3. Make four recursive calls on the uppper-left, upper-right, lower-left, and lower-right quadrants of the image. Be careful about the sizes and corner coordinates of quadrants. For example, if you are dividing a 16 by 16 region, the upper left quadrant's x and y values will range from 0 to 7, and the lower right quadrant's x and y values will range from 8 to 15.

The provided ColorPalette class will be used to keep track of the different colors for your rug. When you create an instance of a ColorPalette, you will pass to the constructor the desired number of colors. (A number between 10 and 50 is reasonable.) To choose the next color to use at each recursive call, use the indexOfColor and colorAtIndex methods of the ColorPalette class. More specifically, you should first use the `getPixelColor(x,y)` method of the Image to find the colors at each of the four corners of the quadrant you are subdividing. Then use the indexOfColor method of your ColorPalette object to get the color numbers that correspond to each of those four colors. So, you'll have four integers, one for each corner. Invent a function that combines those integers to produce another color number. For example, you might add the four numbers, then add some other constant, like 5, and then multiply the whole thing by some other number, like 247. To make sure that you have a color number in the right range, mod (`%`) the result by the number of colors you are using in your color palette. Recall that the `a % b` computes the remainder of `a` divided by `b`, so in the end you'll have a color number that is in the right range (0 to n-1), with n being the number of colors.

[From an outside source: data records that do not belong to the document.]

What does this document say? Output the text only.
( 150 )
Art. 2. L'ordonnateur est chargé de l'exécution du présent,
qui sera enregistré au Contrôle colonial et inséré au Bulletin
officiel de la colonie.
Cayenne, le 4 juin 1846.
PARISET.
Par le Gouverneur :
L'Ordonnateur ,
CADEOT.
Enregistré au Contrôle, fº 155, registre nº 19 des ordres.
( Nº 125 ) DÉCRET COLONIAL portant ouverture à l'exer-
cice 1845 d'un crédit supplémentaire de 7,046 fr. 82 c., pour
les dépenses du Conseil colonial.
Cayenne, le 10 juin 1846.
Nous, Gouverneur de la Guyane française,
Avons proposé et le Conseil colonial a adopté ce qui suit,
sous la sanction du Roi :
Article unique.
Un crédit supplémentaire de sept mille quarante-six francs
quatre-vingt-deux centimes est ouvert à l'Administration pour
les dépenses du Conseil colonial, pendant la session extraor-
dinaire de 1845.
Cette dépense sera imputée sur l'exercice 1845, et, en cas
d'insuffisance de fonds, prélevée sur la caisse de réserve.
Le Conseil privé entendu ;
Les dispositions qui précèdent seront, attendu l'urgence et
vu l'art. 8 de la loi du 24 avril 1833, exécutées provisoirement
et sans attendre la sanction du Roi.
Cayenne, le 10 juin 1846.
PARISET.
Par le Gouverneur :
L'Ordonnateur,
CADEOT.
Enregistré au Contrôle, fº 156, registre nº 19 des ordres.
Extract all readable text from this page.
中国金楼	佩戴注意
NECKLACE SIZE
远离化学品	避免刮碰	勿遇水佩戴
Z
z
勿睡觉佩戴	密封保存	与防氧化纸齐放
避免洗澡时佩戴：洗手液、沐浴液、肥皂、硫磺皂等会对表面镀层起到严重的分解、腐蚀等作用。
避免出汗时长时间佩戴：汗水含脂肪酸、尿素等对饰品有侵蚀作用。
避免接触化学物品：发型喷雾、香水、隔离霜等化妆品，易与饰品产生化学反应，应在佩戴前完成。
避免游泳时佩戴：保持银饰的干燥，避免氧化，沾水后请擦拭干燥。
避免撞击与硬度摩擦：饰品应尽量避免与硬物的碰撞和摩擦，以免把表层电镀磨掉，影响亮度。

When you paint the image, you'll need the Color object that corresponds to the color number you computed. You can get this by calling the `colorAtIndex` method of the ColorPalette object.

The particular function you invent is somewhat arbitrary, but different functions will result in different rug designs. To avoid "ugly" designs, you do want to ensure that (1) the function is symmetric... that is, if you swap the colors at any two corners, your function should still compute the same number, and (2) if the corner colors all happen to be the same (which will be the case at the beginning) then your function shouldn't return that same color back, or else you'll get stuck at that one color.

Once your implementation is working, try creating a rug with more detail by increasing the size of the NIP image panels given in the parameters to the constructor in `main`. Use a power of 2. For example, you might try a 512 by 512 rug.)

Footnote: This idea comes from the article "Persian Recursion" by Anne M. Burns that appeared on pages 196-199 of Mathematics Magazine, volume 7, in 1997.